With orientation week just around the corner, thousands of students attending Nova Scotian universities will be living, working and learning on campuses without developed sexual assault policies.

The problem, according to the Canadian Federation of Students, is the Nova Scotia Liberal Party’s reluctance to pass legislation mandating the development of sexual assault policies on all university campuses.

Instead, the provincial government has a directive to develop sexual assault policies in its memorandum of understanding (MOU)—a non-binding document between university presidents and the government. The MOU requires that universities “commit to adopting stand-alone policies that address sexual violence, including sexual harassment and consent.” These policies are meant to be renewed every three years, and formed with student involvement.

As of this fall, policies at Acadia, Dalhousie, King’s College, NSCAD and the Atlantic School of Theology will fail at least one of these requirements.

“This fall students are going to be returning to campus, and five out of 10 of the post-secondary institutions in this province will have failed to comply with the MOU standards for sexual assault policies,” says CFS Nova Scotia chairperson Aidan McNally. “Right now there is not only no measure to ensure that policies are enacted on campus in any meaningful way, but there is also no accountability to the quality of the policy produced.”

A statement from Lisa Jarrett, spokesperson for the department of Labour and Advanced Education, didn’t comment on how the MOU’s mandate will be enforced, but noted a task force of “student reps, community organizations, university first responders, government and others” has been struck to develop a report and recommendations on the further prevention of sexual assault on campuses.

Over the past two years, there’s been bipartisan support for legislation regarding campus sexual assault policy from Nova Scotia’s opposition parties.
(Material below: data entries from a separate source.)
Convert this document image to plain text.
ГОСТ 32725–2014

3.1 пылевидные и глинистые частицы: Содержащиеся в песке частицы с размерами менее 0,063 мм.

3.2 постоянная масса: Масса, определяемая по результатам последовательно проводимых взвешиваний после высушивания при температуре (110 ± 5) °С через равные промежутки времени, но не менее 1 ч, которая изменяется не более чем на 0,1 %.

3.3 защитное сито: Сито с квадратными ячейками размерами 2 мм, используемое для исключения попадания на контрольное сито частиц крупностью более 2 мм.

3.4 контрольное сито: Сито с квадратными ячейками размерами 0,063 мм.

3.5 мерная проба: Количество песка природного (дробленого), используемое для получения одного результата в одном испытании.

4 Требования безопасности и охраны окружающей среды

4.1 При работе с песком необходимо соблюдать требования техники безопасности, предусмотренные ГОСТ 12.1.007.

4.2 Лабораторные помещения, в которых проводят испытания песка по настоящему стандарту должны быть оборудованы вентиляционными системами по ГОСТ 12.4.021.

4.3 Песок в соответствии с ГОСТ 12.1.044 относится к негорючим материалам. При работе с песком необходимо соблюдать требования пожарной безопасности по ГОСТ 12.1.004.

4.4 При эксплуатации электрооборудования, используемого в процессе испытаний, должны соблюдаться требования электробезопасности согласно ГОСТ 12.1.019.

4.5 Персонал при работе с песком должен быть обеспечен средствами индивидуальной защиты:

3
In May 2015, the NDP introduced Bill 114—the Safer Universities and Colleges Act—which called on all universities to develop sexual assault policy and publicly collect and report data regarding sexual violence on campus. Last November, the Progressive Conservative Party introduced Bill 56—the Sexual Violence Action Plan Act—which included similar calls to action.

Neither bill passed to a second reading.

“We take the issue of sexual violence very seriously, and government launched the province’s first sexual violence strategy in 2015,” writes Jarrett. The department’s statement had no further comments.

But McNally says the mandate in the MOU hasn’t been enough to serve the needs of students. “Originally, students were asking that legislation include mandatory training for faculty, administration and staff as well as public reporting of incidents of sexual assault,” she says. None of these conditions are included in the MOU but are considered benchmarks of good policy by the CFS.

The South House sexual and gender resource center has been involved in the development of sexual assault policies at Dalhousie and King’s, as well as the development of Dalhousie’s student-funded survivor support centre. According to outreach and education coordinator Rebecca Stuckey, developing policy under the non-binding mandate of the MOU is a slow process. Legislation, she believes, would give universities the motivation to develop more effective policies.

“Not only will it make sure that policies are in place, but passing good legislation means they also have the ability to mandate what should be included in those policies,” says Stuckey. “They can make sure that students’ and survivors’ voices are being heard on campus, that survivor-centric, trauma-informed policies are being passed and that review processes are being followed.”

McNally says it should not fall on students to determine whether legislation is more effective than the MOU. “Students need to be on campuses with strong sexual assault policies, with strong support systems and have campuses that are willing to tackle this very pervasive issue,” she says. “Students who are studying on campuses in this province deserve to feel safe.”